“… 𝙄 𝙙𝙤𝙣’𝙩 𝙜𝙚𝙩 𝙥𝙝𝙤𝙣𝙚 𝙩𝙤 𝙨𝙚𝙚 𝙬𝙝𝙖𝙩 𝙞𝙨 𝙗𝙚𝙞𝙣𝙜 𝙨𝙚𝙣𝙩 𝙞𝙣 𝙩𝙝𝙚 𝙜𝙧𝙤𝙪𝙥 𝙘𝙝𝙖𝙩, 𝙞𝙩’𝙨 𝙬𝙞𝙩𝙝 𝙛𝙖𝙩𝙝𝙚𝙧 𝙖𝙣𝙙 𝙝𝙚 𝙞𝙨 𝙖𝙡𝙬𝙖𝙮𝙨 𝙗𝙪𝙨𝙮 𝙥𝙡𝙖𝙮𝙞𝙣𝙜 𝙋𝙐𝘽𝙂 𝙬𝙝𝙞𝙡𝙚 𝙢𝙮 𝙢𝙤𝙢 𝙗𝙪𝙨𝙮 𝙬𝙖𝙩𝙘𝙝𝙞𝙣𝙜 𝙨𝙚𝙧𝙞𝙖𝙡”.
The recent National Education Assessment 2021 – Grade III report published in 2023 by the Bhutan Council for School Examinations and Assessment, Ministry of Education and Skills Development reports that family members support students in their studies.
In the Student Questionnaire, students were asked if family members supported them in their studies.
Ninety-four percent of students reported that their families encouraged them to get good marks and family members also attended parent-teacher meetings with Ninety-two percent responding affirmative. Sangay Dema, a teacher at Zunglen Primary School said, “Some parents are genuinely concern about their child’s education while some aren’t. In our school, we have parent’s representative to discuss on important matters because family engagement in their child’s education is must. Involvement includes family participation in school events or activities, while teachers provide learning resources and information about their student’s grades.”

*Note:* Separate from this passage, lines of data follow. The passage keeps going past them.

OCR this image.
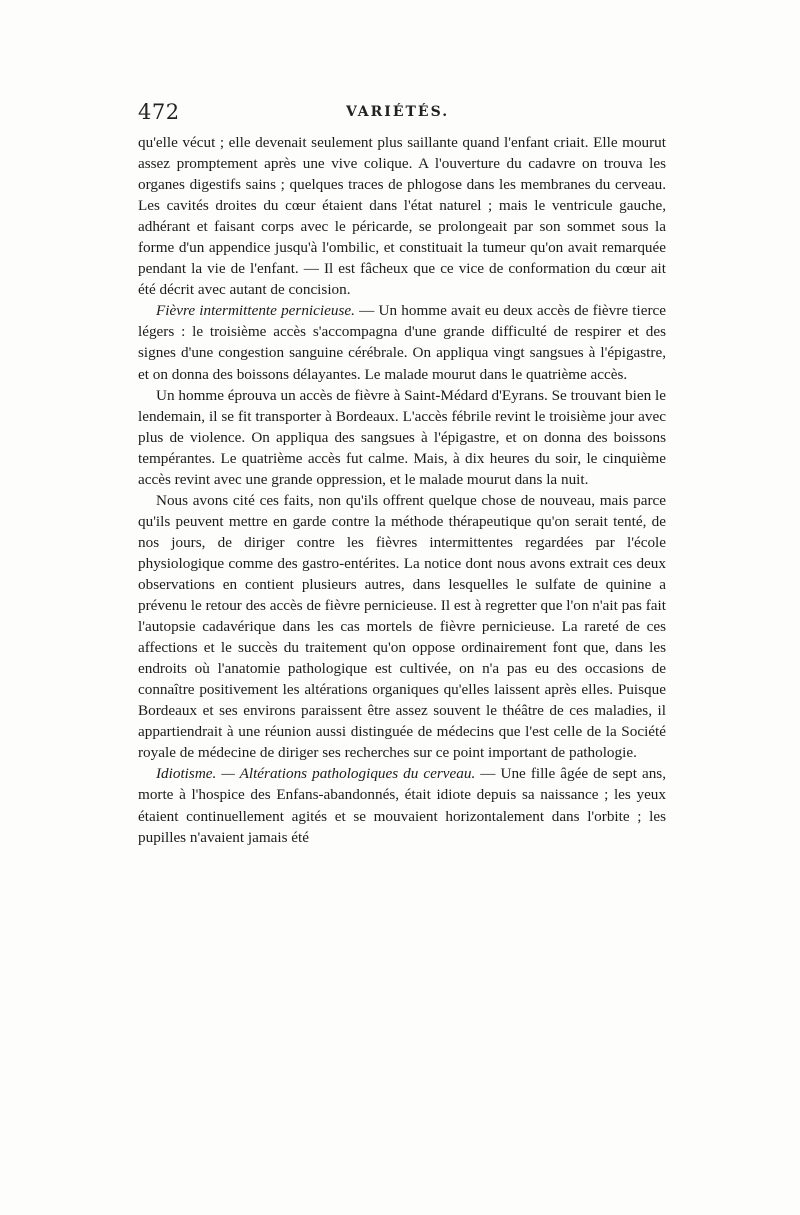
472	VARIÉTÉS.

qu'elle vécut ; elle devenait seulement plus saillante quand l'enfant criait. Elle mourut assez promptement après une vive colique. A l'ouverture du cadavre on trouva les organes digestifs sains ; quelques traces de phlogose dans les membranes du cerveau. Les cavités droites du cœur étaient dans l'état naturel ; mais le ventricule gauche, adhérant et faisant corps avec le péricarde, se prolongeait par son sommet sous la forme d'un appendice jusqu'à l'ombilic, et constituait la tumeur qu'on avait remarquée pendant la vie de l'enfant. — Il est fâcheux que ce vice de conformation du cœur ait été décrit avec autant de concision.

Fièvre intermittente pernicieuse. — Un homme avait eu deux accès de fièvre tierce légers : le troisième accès s'accompagna d'une grande difficulté de respirer et des signes d'une congestion sanguine cérébrale. On appliqua vingt sangsues à l'épigastre, et on donna des boissons délayantes. Le malade mourut dans le quatrième accès.

Un homme éprouva un accès de fièvre à Saint-Médard d'Eyrans. Se trouvant bien le lendemain, il se fit transporter à Bordeaux. L'accès fébrile revint le troisième jour avec plus de violence. On appliqua des sangsues à l'épigastre, et on donna des boissons tempérantes. Le quatrième accès fut calme. Mais, à dix heures du soir, le cinquième accès revint avec une grande oppression, et le malade mourut dans la nuit.

Nous avons cité ces faits, non qu'ils offrent quelque chose de nouveau, mais parce qu'ils peuvent mettre en garde contre la méthode thérapeutique qu'on serait tenté, de nos jours, de diriger contre les fièvres intermittentes regardées par l'école physiologique comme des gastro-entérites. La notice dont nous avons extrait ces deux observations en contient plusieurs autres, dans lesquelles le sulfate de quinine a prévenu le retour des accès de fièvre pernicieuse. Il est à regretter que l'on n'ait pas fait l'autopsie cadavérique dans les cas mortels de fièvre pernicieuse. La rareté de ces affections et le succès du traitement qu'on oppose ordinairement font que, dans les endroits où l'anatomie pathologique est cultivée, on n'a pas eu des occasions de connaître positivement les altérations organiques qu'elles laissent après elles. Puisque Bordeaux et ses environs paraissent être assez souvent le théâtre de ces maladies, il appartiendrait à une réunion aussi distinguée de médecins que l'est celle de la Société royale de médecine de diriger ses recherches sur ce point important de pathologie.

Idiotisme. — Altérations pathologiques du cerveau. — Une fille âgée de sept ans, morte à l'hospice des Enfans-abandonnés, était idiote depuis sa naissance ; les yeux étaient continuellement agités et se mouvaient horizontalement dans l'orbite ; les pupilles n'avaient jamais été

She added, “A student’s learning experience is enriched when both the teacher and family bring their perspectives to the table. With family engagement, home and school come together as a team. Therefore, schools need to build partnership with parents and develop mutual responsibility for children’s success in the educational system. In this way, parental involvement is increased, parents’ effort to support schools is encouraged, and they are directly making a positive impact to a successful educational system.”
Ninety percent of students received help from their families in doing homework, whereas eighty two percent were supported in doing project work. Most of the students stated that their families asked about their school lives (89%) and knew their teachers (88%). However, the proportion of students whose families read story books to them or told stories was relatively smaller to less than seventy five percent. The parental activities are imperative for positive upbringing of children.
Ngawang Lhaki Selden, a 7 year old student studying in Jigme Namgyal Lower Secondary School said, “My mother always help me in doing my homework and encourages me to get good marks.”
Her mother, Sonam Yangden said, “Family engagement describes a situation in which families help students reach their academic goals. That is why; I am often concern about my daughter’s development.”
From the findings of the Student Questionnaire, the Ministry of Education found that students had healthy family interactions.
Almost two out of three students (64%) said their parents or family members ate meals with them several times a week. Nearly one third of them (32%) had fewer chances of having meals with their parents or family members. However, four percent of students reported that they did not have any chance to do so.
More than 40 percent of students (44%) informed that their family members spent time talking to them several times a week, while nearly half of them (48%) reported their parents did so a few times in a month or a year. About ten percent of them (8%) expressed that their family members did not spend time talking to them. These disengagement activities of from parents are seen to be indifferent to children’s positive development and largely contribute to weak family bounding and children may feel neglected.
A Dzongkha Teacher accounted an incident where her student was asked for not doing homework (assignment to be completed at home) which was sent in a class group chat. The students responded, “I don’t get phone to see what is being sent in the group chat, it’s with father and he is always busy playing PUBG while my mom busy watching serial.”
Limited communication with family members in the early years has negative consequences on students’ wellbeing (Bireda & Pilley, 2018).
A majority of students reported that at least few times a month, their parents or family members spent time talking to them (69%), one such topic being the importance of education (76%), and asked about problems that they face at schools (63%).
However, more than 90 percent of students (94%) were reminded by family members of the importance of education. Around half of the students (51%) responding to the survey pointed out that family members stressed the importance of education several times a week.
In general, family members were concerned about any problems their children might be facing at the school. More than 80 percent of students (86%) reported that their family members talked to them about any possible problems at the school.
A significant proportion of students (87%) responded that their family members were interested in knowing how they were getting along with other students. More than one- third of them (36%) were asked questions by family members about their interactions with peers several times a week.
Thus, these results suggest that it is important to continue giving importance to children regarding their studies and have positive consequences to their development and wellbeing.